Monsieur [F] oppose une créance contre l'indivision correspondant au remboursement par lui seul du prêt immobilier consenti pour l'acquisition de l'immeuble indivis, et, affirmant que cette créance est supérieure aux droits de son épouse, fait valoir que l'action en partage est sans objet. La SELARL [L] fait valoir, notamment, que ce remboursement relève de sa contribution aux charges du mariage.
Il résulte du contrat de séparation de biens du 15 juillet 1997 produit aux débats, que « en application de l'article 214 du code civil, chacun des époux contribuera aux charges du mariage en proportion de sa propre faculté. Ils en seront tenus à aucun compte entre eux et devront retirer, à ce sujet, aucune quittance l'un de l'autre. Ils seront réputés avoir fournir leurs parts respectives au jour le jour ».
Les époux étant domiciliés, aux termes des adresses figurant dans leurs écritures, dans l'immeuble indivis et les règlements, relatifs à cette acquisition, opérés par le mari, participant de l'exécution de son obligation aux charges du mariage, conformément au contrat de mariage, ce dernier ne peut bénéficier d'une créance sur l'indivision au titre du financement de ce bien.

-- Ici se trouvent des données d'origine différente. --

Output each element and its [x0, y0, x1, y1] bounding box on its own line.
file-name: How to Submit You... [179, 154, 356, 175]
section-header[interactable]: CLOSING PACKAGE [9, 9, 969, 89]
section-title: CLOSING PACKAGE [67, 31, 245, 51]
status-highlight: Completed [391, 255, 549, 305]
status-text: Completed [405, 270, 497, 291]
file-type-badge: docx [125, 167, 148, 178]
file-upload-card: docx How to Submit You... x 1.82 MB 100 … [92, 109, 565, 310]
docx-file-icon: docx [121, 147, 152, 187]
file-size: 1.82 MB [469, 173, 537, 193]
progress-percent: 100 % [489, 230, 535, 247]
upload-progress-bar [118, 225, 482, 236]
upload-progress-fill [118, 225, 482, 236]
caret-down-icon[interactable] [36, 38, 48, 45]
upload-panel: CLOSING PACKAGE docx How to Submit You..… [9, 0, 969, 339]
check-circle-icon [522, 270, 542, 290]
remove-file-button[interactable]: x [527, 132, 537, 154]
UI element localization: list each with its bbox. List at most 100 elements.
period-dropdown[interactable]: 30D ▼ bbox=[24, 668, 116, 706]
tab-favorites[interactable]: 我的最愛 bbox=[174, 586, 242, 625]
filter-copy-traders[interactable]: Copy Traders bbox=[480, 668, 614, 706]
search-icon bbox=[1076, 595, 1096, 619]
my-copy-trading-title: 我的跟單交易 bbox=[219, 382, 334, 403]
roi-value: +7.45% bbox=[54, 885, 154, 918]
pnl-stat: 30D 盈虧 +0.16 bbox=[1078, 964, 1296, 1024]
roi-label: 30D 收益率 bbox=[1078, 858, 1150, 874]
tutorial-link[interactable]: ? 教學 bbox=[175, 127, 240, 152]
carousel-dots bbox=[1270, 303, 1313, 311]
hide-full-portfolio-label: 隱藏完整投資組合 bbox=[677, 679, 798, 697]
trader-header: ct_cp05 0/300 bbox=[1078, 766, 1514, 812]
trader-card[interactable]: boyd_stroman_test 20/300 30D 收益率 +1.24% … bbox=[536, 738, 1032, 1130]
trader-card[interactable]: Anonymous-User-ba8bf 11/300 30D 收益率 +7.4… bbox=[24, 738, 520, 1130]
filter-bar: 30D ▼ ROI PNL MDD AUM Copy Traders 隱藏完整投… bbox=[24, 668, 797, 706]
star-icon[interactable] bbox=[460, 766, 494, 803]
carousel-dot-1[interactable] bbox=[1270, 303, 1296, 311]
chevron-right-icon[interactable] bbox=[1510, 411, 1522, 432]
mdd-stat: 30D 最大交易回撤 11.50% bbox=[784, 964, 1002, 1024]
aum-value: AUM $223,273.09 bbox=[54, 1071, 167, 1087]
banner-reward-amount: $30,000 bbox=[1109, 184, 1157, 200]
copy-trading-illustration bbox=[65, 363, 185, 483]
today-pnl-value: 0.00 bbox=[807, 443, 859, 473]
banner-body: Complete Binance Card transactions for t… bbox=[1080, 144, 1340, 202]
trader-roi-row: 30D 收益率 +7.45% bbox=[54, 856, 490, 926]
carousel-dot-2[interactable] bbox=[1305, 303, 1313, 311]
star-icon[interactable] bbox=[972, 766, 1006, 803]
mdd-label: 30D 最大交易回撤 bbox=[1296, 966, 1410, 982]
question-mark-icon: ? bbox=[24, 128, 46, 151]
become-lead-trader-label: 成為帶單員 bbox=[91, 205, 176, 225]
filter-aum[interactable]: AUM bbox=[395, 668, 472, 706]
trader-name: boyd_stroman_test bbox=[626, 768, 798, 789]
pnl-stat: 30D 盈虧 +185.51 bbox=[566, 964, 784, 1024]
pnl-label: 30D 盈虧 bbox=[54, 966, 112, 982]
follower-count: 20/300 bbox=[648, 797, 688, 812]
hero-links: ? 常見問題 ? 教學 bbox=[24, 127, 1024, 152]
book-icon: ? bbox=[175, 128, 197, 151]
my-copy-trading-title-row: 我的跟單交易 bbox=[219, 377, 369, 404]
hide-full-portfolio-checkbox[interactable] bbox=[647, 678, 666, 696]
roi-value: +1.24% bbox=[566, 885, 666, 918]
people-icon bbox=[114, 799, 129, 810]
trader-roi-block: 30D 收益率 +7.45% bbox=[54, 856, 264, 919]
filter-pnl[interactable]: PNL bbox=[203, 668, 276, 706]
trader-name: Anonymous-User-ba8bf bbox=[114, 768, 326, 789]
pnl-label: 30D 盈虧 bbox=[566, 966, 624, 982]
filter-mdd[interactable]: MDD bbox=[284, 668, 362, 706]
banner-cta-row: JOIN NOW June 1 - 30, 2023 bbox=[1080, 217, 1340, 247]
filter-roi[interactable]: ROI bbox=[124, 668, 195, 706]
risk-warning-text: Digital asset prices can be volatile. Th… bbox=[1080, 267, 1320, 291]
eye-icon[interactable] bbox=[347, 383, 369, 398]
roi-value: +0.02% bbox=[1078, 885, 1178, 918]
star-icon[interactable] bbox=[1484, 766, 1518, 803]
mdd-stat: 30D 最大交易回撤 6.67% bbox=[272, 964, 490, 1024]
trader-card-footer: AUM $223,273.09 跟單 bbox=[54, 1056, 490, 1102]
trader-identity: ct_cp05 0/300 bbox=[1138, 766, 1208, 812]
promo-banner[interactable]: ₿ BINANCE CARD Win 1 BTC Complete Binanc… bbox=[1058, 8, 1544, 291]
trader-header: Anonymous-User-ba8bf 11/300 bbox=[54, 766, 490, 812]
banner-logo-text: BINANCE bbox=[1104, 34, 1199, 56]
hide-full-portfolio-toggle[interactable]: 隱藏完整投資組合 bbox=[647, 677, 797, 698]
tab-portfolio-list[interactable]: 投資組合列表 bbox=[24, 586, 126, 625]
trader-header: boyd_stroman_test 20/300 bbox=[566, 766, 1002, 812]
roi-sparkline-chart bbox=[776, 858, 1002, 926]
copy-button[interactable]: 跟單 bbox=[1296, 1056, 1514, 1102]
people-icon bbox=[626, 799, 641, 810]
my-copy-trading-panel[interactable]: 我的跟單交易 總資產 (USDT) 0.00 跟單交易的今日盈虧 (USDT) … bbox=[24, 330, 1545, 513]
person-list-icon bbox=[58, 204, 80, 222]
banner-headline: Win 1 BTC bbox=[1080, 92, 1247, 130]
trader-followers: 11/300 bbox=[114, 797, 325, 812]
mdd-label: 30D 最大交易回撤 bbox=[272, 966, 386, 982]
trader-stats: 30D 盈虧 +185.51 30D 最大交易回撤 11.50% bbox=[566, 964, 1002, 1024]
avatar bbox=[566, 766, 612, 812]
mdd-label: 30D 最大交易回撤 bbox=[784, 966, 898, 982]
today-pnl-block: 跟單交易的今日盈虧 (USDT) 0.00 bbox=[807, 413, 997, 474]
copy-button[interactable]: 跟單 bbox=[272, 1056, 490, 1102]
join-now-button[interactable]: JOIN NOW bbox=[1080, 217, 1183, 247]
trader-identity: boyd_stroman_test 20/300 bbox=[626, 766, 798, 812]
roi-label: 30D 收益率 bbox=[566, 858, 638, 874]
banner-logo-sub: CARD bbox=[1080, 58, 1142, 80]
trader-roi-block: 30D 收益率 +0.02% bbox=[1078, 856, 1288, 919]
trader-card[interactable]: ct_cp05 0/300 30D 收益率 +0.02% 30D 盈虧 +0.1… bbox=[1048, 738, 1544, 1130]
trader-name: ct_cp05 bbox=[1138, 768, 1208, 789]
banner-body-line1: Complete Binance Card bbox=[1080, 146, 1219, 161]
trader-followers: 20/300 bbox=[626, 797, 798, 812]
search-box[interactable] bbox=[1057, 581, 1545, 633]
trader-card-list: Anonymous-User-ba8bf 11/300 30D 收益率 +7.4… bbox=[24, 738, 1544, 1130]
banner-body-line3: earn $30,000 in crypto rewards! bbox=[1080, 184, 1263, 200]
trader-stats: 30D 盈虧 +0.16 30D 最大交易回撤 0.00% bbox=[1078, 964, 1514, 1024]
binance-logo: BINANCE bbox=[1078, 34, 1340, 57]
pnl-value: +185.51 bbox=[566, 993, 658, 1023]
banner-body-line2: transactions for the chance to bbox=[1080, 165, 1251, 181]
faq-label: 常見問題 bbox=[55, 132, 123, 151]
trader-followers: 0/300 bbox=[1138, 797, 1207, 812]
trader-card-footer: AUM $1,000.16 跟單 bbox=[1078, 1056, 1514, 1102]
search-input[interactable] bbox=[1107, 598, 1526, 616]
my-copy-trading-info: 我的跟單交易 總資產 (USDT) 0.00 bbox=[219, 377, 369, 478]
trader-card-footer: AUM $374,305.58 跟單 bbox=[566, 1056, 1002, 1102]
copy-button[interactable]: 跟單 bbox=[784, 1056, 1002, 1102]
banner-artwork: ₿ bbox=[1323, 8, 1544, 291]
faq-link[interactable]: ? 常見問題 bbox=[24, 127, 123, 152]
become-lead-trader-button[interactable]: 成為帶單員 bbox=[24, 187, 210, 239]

L'action n'est pas sans objet.
Par conséquent, il convient d'ordonner le partage et de désigner un notaire qui établira les comptes et procédera à la liquidation et au partage de l'indivision. La licitation sera ordonnée et le notaire chargé de rédiger le cahier des charges.
Il convient de confirmer la condamnation prononcée en première instance sur le fondement de l'article 700 du code de procédure civile, le liquidateur ayant engagé des frais pour soutenir son action en justice.
En application de l'article 700 du code de procédure civile, Monsieur [F] et Madame [Z] épouse [F] sont condamnés in solidum à payer la somme de 1500€ à payer à la SELARL [L] au titre de ses frais non compris dans les dépens exposés dans la procédure d'appel.
PAR CES MOTIFS,
La cour statuant par arrêt contradictoire, en audience publique et après en avoir délibéré conformément à la loi :
CONFIRME le jugement déféré :
AJOUTANT ;
ORDONNE les opérations de compte, liquidation et partage de l'indivision ;
DESIGNE pour y procéder Me [D] [G], notaire à [Localité 18];
ORDONNE la licitation des parcelles ;
FIXE la mise à prix à 100000€ et autorise une baisse successive de mise à prix du quart, à défaut d'enchères ;
DESIGNE Monsieur le Président du tribunal judiciaire de Clermont-Ferrand en tant que juge commis pour surveiller les opérations de partage ;
RENVOIE les parties devant le notaire liquidateur pour procéder aux opérations définitives de compte, liquidation et partage selon les droits de chacun ;
RAPPELLE que les co-partageants peuvent, à tout moment abandonner les voies judiciaires et poursuivre le partage à l'amiable ;
CONDAMNE Monsieur [F] et Madame [Z] épouse [F] à payer in solidum à la SELARL [L] la somme de 1500€ au titre de ses frais non compris dans les dépens exposés dans la procédure d'appel ;
DIT que le présent arrêt sera publié en marge de l'assignation en licitation publiée au service de la publicité foncière d'[Localité 16], volume 2018 Pn°2844 ;
DIT que Monsieur [F] et Madame [Z] épouse [F] ont la charge des dépens de la procédure d'appel.